Spring is fast approaching. If you had the bivalent booster for COVID-19 last fall, it would be the perfect time to get another shot for optimum protection against the disease. Unfortunately, the U.S. Food and Drug Administration (FDA) has yet to decide on the rollout of the second bivalent booster.
STAT’s Helen Branswell said Thursday that the federal agency has only offered radio silence on the question of spring Covid boosters, sparking frustration among people determined to stay up to date with their vaccines and boosters for various reasons.
Medical professionals and healthcare workers are bombarded with questions about when the next booster dose will become available. Without the FDA’s authorization, they couldn’t give a clear answer to the inquiries.
“I will tell you that patients message me every day about this,” Camille Kotton, Massachusetts General Hospital’s clinical director for transplant and immunocompromised host infectious diseases, recently told STAT.
Family medicine physician Jamie Loehr, based in Ithaca, New York, admitted to the same outlet that patients who got the first bivalent dose last fall have been asking him for off-label permission slips to secure another bivalent jab.
Earlier this month, the U.K. already recommended a spring booster dose for high-risk groups, saying people over 75, the immunosuppressed and those residing in care homes for older adults should get the updated boosters to lower their Covid risk.
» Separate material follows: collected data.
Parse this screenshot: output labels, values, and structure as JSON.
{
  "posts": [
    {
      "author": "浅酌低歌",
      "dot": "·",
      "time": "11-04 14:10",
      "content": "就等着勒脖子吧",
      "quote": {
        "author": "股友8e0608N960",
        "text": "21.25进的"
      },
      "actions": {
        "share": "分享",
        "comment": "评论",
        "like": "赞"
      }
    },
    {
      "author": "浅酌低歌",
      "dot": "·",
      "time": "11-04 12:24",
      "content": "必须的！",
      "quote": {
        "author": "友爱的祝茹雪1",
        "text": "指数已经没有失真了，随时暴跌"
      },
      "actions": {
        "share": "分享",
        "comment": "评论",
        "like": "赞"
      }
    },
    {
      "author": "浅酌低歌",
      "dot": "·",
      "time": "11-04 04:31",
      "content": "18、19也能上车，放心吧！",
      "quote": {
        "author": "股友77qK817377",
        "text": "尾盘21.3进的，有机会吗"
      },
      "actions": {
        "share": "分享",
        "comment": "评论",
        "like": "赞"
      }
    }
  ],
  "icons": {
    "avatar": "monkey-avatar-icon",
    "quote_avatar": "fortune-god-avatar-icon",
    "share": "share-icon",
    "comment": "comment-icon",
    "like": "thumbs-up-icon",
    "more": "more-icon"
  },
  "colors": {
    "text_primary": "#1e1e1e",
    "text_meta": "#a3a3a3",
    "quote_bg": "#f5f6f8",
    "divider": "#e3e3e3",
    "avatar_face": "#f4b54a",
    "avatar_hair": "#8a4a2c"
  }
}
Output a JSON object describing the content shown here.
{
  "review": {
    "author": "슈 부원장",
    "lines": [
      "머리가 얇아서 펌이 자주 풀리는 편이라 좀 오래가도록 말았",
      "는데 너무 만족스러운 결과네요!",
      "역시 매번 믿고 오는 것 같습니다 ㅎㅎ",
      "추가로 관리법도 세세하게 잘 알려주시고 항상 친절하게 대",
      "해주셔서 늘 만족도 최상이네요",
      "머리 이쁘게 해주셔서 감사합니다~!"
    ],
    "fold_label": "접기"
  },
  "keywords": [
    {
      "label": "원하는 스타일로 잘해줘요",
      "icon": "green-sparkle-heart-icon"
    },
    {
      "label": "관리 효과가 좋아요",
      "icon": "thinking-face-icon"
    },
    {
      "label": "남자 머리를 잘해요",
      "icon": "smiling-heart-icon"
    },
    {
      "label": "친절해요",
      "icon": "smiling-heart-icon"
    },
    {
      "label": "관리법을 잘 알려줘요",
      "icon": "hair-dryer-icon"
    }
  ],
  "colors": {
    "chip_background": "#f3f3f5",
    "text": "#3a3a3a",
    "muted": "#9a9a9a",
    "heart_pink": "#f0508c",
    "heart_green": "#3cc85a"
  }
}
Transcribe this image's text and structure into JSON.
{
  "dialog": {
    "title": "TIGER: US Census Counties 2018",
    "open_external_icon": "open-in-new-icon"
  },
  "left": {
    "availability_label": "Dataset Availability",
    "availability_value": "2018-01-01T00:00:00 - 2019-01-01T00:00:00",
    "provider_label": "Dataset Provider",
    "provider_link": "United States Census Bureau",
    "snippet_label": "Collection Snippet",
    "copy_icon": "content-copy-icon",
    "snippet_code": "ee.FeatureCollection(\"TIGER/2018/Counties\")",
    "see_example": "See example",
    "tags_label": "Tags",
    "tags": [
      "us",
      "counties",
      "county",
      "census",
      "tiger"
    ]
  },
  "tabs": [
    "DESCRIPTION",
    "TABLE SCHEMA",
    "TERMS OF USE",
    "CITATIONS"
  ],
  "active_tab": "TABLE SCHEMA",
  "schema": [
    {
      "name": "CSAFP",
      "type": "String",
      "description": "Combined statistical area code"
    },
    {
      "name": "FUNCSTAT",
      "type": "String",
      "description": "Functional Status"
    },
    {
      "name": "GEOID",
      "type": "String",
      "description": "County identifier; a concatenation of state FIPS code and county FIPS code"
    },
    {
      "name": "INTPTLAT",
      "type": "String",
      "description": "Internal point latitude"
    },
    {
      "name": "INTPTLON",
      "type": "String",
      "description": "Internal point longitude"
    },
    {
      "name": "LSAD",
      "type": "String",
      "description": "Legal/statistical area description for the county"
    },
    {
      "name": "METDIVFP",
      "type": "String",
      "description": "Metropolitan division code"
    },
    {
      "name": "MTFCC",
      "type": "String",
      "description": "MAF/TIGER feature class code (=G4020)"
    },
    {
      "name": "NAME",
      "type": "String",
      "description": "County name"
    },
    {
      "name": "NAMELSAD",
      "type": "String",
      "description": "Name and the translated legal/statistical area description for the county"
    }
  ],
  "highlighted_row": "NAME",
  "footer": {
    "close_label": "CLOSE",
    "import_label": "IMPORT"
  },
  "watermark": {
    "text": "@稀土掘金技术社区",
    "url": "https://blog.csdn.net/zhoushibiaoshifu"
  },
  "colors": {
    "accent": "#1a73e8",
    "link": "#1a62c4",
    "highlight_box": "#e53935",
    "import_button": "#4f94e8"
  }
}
Just like the U.K., Canada has also decided on offering spring booster shots for people at high risk of getting severely ill from the novel coronavirus.
Meanwhile, the U.S. remains undecided on whether people in the country should have another dose of the vaccine. The FDA declined when STAT requested an interview about the issue.
“We continue to closely monitor the emerging data in the United States and globally, and we will base any decision on additional updated boosters upon those data,” the agency said in response.
In February, experts claimed that though everyone remains at risk of contracting COVID-19 amid the pandemic, young people may no longer need another vaccine dose for extended protection.
“Even if they’re not getting boosted, young, healthy people are not getting super sick from this. We’re not seeing it. It’s not happening,” Dr. Mangala Narasimhan, the senior vice president at Northwell Health, the largest healthcare provider in New York state, told CNN.